Yeah, direct debit is a very specific, well-standardised thing in the UK and comes with a fair amount of consumer protection. It’s also a bit Oauth-ish in that you can unilaterally cancel it from your bank’s side of things instead of going through the provider.
Can confirm that Wise use Open Banking API to send money in the UK, if your bank supports it. If your bank doesn't support it, it's either debit / credit card or bank transfer.
> 2) Which raises the question about why the banks aren't blocking IP addresses that Wise uses to log into bank accounts, or at least making a complaint to Wise.
People doing screen-scraping like Plaid will seek out IPs that look innocuous. One place I heard of had bank of mobile phones all with cellular data plans hooked up to some UI automation. This lets them run screen scraping from a real phone on a real cellular network.
They pay app developers to install an SDK on their popular mobile apps, then sell the right to run network requests through users devices. Perfect if you want to do some sketchy screen scraping and need access to a lot of innocent looking IP addresses.
>
It sounds like you might be trying to make a ACH direct debit payment, in which case Plaid is indeed one of the payment handlers that help us process these types of payments. However, we also offer other payment options for USD, if your account isn't able to support ACH direct debit.
In Australia Wise will provide you with a reference number and hold the xfer and wait for me to transfer the money to them. Wise has a unique email called a PayId that is registered to their account.
I use my banks app and transfer money to their PayId using the reference number. The transfer takes a few seconds. When Wise gets the money in their account they resume the transfer and I get an in-app notification. Easy
In what country does it have that option? Doesn't seem to be a thing in Australia as far as I can tell. But we do have multiple different ways of doing free (or free for the sender and very low cost for a merchant) payments and transfers, including real-time transfers to/from financial institutions...
Given that it seems to be a similar case in Europe, UK etc. I assume this might just be a US thing?
Australia does have other examples of these systems though, like poli (https://www.polipayments.com/) which is commonly used by airlines to accept and prove direct deposit payments
Wise (formerly TransferWise) is another example. You have to move funds into your Wise account before you can do a transfer, payment, or currency exchange. Wise offer various ways to fund your account such as wire transfer, credit card payment, debit card payment, etc., each of which has different fees, but by far the lowest fee is "direct debit" which involves giving Wise your bank card number and password. I imagine that the overwhelming majority of Wise customers have no idea that this is terrible for security and privacy.
Everything about this practice is hard to believe:
1) I doubt that any bank has given Wise permission to do this.
2) Which raises the question about why the banks aren't blocking IP addresses that Wise uses to log into bank accounts, or at least making a complaint to Wise.
3) It's obviously against the banks' terms of service, but Wise may be breaking some law regarding unauthorized access (in the same vein that you can't authorize a third party to use your passport, for example).

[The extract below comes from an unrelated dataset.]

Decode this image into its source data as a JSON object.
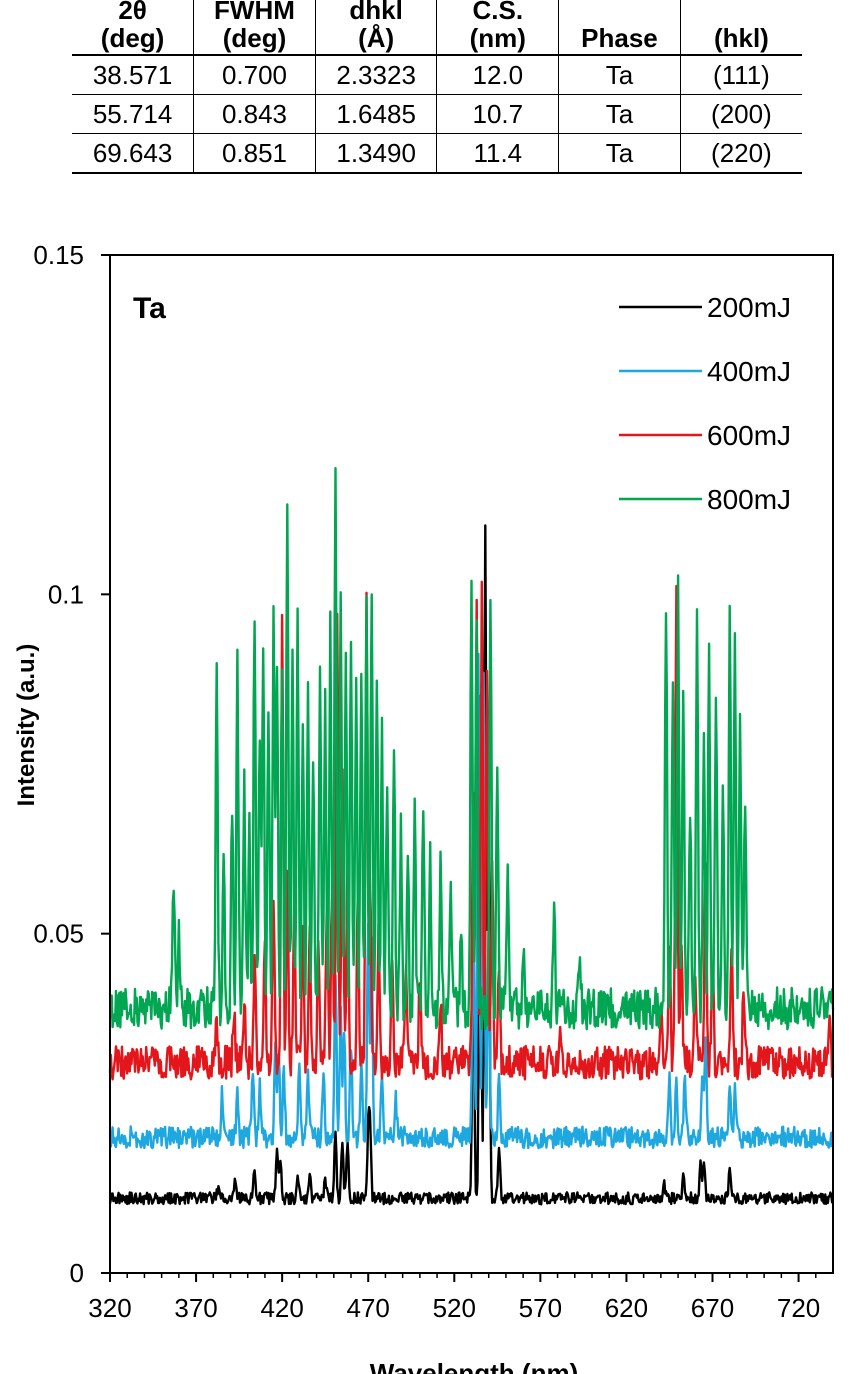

4) What else is Wise doing after they log into your bank account? Are they collecting other information about your transactions and balance?
5) Does Wise store your bank card number and password? If they do, they'd have to store it as cleartext (not as a one-way hash) if they expect to use it again. They could encrypt it of course, but it would have to be reversible so they could get the cleartext back.
6) Why hasn't any bank regulator forced them to stop doing this?